Best in new audio: mirth, magic, the Mafia, and more

REVIEWS BY SUKEY HOWARD

Two characters live by a code of honor in Mario Puzo's Omerta -- one is a young Mafia Don, just coming into his own, the other is a seasoned FBI agent who has made Mafia-busting his life's work. They meet head-on in this last installment of Puzo's celebrated Mafia trilogy. Raised in New York and Sicily, Astorre Viola takes over his uncle's operation when the elderly Don is gunned down, but finds himself surrounded by men who no longer play by the time-honored rules, dealing big time with megalomaniac South American drug lords, and selling out their brethren to the Feds. Kurt Cilke, wholeheartedly committed to the Bureau, finds his superiors care more about politics than they do about wiping out organized crime.

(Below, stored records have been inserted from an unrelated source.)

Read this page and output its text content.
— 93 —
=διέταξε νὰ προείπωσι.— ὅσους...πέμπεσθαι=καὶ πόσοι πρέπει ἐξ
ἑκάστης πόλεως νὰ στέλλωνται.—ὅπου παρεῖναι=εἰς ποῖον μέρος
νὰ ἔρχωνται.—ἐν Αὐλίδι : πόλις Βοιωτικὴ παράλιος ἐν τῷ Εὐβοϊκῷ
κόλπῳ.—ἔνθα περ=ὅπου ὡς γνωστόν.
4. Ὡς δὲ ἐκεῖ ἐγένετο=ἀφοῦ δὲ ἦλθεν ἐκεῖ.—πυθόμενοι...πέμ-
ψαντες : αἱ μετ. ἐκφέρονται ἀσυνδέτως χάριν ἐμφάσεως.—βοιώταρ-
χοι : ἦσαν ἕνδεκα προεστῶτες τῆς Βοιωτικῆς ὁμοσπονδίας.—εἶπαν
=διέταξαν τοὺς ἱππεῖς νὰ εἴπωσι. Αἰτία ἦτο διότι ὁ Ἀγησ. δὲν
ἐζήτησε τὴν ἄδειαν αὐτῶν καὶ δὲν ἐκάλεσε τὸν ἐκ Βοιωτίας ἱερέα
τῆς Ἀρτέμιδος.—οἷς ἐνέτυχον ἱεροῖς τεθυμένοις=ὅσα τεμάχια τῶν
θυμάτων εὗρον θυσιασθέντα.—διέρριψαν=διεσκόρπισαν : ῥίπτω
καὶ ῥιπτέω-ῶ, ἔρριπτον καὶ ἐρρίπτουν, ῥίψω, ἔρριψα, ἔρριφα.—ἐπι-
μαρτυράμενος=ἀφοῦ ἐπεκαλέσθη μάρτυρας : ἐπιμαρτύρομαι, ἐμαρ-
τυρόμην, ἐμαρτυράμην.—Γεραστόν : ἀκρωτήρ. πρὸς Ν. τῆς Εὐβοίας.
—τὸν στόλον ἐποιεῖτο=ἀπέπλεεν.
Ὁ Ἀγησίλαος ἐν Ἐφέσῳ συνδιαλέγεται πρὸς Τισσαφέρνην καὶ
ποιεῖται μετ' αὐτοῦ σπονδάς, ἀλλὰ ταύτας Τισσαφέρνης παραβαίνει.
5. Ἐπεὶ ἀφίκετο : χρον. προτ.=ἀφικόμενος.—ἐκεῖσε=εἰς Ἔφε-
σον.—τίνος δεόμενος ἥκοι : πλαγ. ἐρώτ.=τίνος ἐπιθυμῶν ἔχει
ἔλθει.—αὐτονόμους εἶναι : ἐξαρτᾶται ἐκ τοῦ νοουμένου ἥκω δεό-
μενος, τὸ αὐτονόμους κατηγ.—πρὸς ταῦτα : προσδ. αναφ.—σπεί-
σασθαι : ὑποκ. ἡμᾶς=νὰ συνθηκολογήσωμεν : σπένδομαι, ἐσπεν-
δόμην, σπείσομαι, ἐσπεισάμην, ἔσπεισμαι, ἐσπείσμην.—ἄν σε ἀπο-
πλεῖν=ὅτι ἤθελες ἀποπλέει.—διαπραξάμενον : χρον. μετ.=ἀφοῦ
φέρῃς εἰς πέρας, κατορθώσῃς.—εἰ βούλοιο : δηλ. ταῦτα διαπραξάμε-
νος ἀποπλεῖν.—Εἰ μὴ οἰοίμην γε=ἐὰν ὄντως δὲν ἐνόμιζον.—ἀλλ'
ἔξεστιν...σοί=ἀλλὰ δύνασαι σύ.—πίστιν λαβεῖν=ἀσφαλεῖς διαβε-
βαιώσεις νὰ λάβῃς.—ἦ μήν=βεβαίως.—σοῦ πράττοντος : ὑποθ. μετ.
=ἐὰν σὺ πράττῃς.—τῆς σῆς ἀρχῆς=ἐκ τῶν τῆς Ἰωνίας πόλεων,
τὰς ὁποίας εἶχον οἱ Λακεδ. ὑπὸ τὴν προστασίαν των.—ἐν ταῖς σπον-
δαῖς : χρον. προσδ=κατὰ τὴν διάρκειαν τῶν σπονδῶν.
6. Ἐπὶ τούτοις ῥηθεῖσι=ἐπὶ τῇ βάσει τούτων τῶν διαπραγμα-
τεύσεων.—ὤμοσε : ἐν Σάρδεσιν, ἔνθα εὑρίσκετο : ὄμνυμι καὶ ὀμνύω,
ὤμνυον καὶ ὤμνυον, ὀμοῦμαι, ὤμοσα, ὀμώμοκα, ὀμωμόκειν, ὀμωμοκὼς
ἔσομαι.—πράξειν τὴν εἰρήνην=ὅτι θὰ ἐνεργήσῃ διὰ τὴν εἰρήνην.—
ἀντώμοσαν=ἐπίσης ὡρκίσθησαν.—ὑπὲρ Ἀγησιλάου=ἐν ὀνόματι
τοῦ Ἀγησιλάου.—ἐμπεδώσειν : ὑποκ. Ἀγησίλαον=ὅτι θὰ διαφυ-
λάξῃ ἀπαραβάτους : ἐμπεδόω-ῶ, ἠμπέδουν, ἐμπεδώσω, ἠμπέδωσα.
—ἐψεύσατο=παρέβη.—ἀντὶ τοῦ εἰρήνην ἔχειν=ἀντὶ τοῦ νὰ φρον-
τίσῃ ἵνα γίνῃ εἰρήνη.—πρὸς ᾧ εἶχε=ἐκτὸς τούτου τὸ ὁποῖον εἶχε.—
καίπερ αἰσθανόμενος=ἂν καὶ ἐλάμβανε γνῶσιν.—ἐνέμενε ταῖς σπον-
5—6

Puzo can really tell a story, chock-a-block with wild, larger-than-life characters, and weave a world out of words, a world where old fashioned Mafiosi, blood-stained though they are, seem bigger, braver, bolder, and more noble than anyone on the other side. Michael Imperioli, who appeared in Good Fellas and The Sopranos, reads with the right voice, inflection, and delivery in Omerta.



Harry IV

If there's anybody in the English speaking world that hasn't read or, better, listened to J.K. Rowling's latest Harry Potter book, they should do so immediately. Hard as it is to believe, Rowling has not only kept the phenomenon going, she's improved on it. Harry Potter and the Goblet of Fire is bigger and even better than the previous volumes -- it's as though the author, borrowing a bit from her wisest wizards, has pointed her wand and said, "engorgio!" And voila, another installment in the battle between good and evil, with all the fabulous trappings we've come to expect -- ingenious characters, original plot, spectacular magic, playful wit, and a breathtaking climax. Jim Dale's performance of all 124 voices is, in a word, magical, and not to be missed.



Forensic findings

Burials, bones, and surly Quebecois detectives are always part of Tempe Brennan's work life. Now, in Deadly Decisions, author Kathy Reichs adds danger and uncertainty as she sends her feisty forensic anthropologist into a nasty nest of rival outlaw motorcycle gangs. Called back from North Carolina to her post in Montreal, Tempe joins a task force investigating the violent deaths in a raging biker war, including an innocent a nine-year-old girl. It's a grim, grisly scene, but it really gets bad when her favorite teenage nephew yearns for a taste of motorcycle madness and her close -- sometimes very close -- friend and colleague is suspected of drug dealing. Reichs's Montreal is gritty and colorful, her forensic detail fascinating, and reader Katherine Borowitz lends to the solid authenticity by slipping in and out of a French-Canadian accent with amazing accuracy and ease.



Serial suspense

Under Cover of Darkness, James Grippando's latest, is a real gripper from the eerie opening to the catastrophic denouement. Grippando keeps the tension, suspense, and drama turned up high, twisting two strands of plot into a nightmarish knot, while Ron McLarty's well-crafted performance keeps the audio atmosphere charged. A serial killer, whose trademark is strangling and torturing pairs of look-a-likes, is loose in Seattle. Then, Beth Wheatly, the unhappy wife of a leading lawyer in a top-drawer firm, vanishes without a trace. The FBI and local cops think there may be a connection. When they realize Beth bears an uncanny resemblance to the dead women, the link gets stronger. When they find evidence that Beth is still alive, they begin to think she might be a participant, rather than a victim. To find out, a gutsy, young agent goes undercover, entering a dangerous world where death and deceit lurk in the dark.



Wonder down under

Bill Bryson, traveler and travel writer extraordinaire, has taken us along on many of his walks, tours, and jaunts and let us worldwatch with him. In a Sunburned Country, his latest bestseller about Australia, seems grander and more detailed than his previous books and that's quite fitting for a book on a vast land of improbable creatures that is, uniquely, a sovereign country, continent, and island all in one. Never one to romanticize or censure, Bryson keeps a storyteller's distance, but gets close-up and personal with people, places, and the perplexities of travel. Most captivating is his ability to incorporate interesting nuggets of history, botany, zoology, and local lore into his travelogue, whether it's Australia's astounding number of lethal critters, impenetrable political system, or rough origins as a penal colony. Also captivating is Bryson's reading of this unabridged presentation -- he's a good companion and gifted guide.